Comparative Evaluation of RL and MPC for 6DoF AUV Control

Authors: Sümer Tunçay* , Alain Andres , Ignacio Carlucho

Published in Towards Autonomous Robotic Systems, TAROS, 2025

Full paper can be found here

Abstract: Autonomous Underwater Vehicles (AUVs) require precise and robust control strategies for 3D pose regulation in dynamic underwater environments. In this study, we present a comparative evaluation of model-free and model-based control methods for AUV position control. Specifically, we analyze the performance of neural network controllers trained by three Reinforcement Learning (RL) algorithms—Proximal Policy Optimization (PPO), Twin Delayed Deep Deterministic Policy Gradient (TD3), and Soft Actor-Critic (SAC)—alongside a Model Predictive Control (MPC) baseline. We train our RL methods in a simplified AUV simulator implemented in PyTorch, while our evaluation is done in a realistic marine robotics simulator called Stonefish.

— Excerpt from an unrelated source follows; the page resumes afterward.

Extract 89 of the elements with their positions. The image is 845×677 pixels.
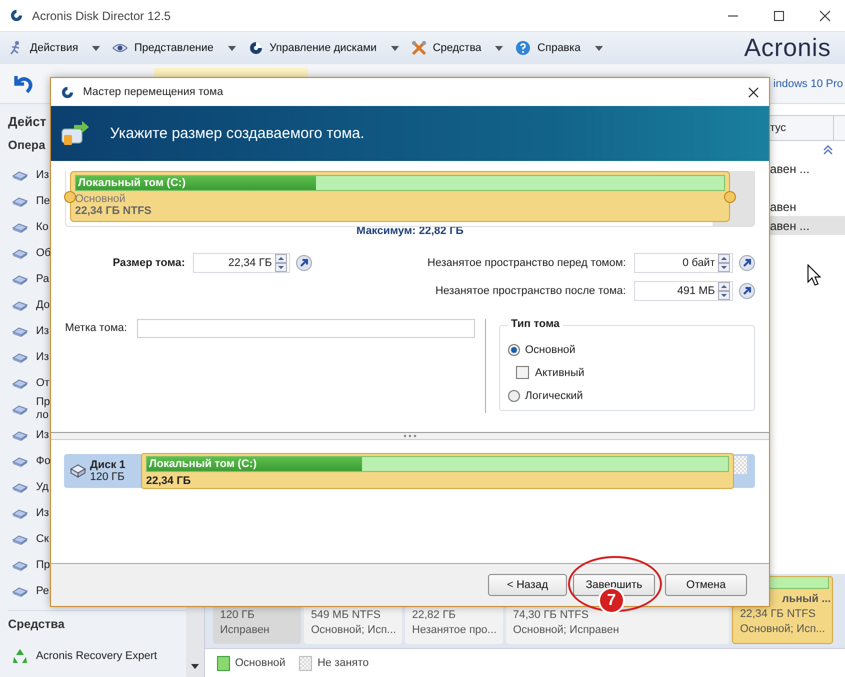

Controllers are evaluated on the basis of tracking accuracy, robustness to disturbances, and generalization capabilities. Our results show that, although MPC demonstrates strong control performance, it requires an accurate model, high compute power and a careful implementation to run in real time. On the other hand, the control frequency of RL policies is only bound by the inference time of the policy network. Also, MPC suffers from unmodeled dynamics such as disturbances, whereas RL demonstrates adaptation capabilities to disturbances. Among RL-based controllers, PPO achieves the best overall performance, both in terms of training stability and control accuracy. This study provides insight into the feasibility of RL-based controllers for AUV position control, offering guidance for selecting suitable control strategies in real-world marine robotics applications.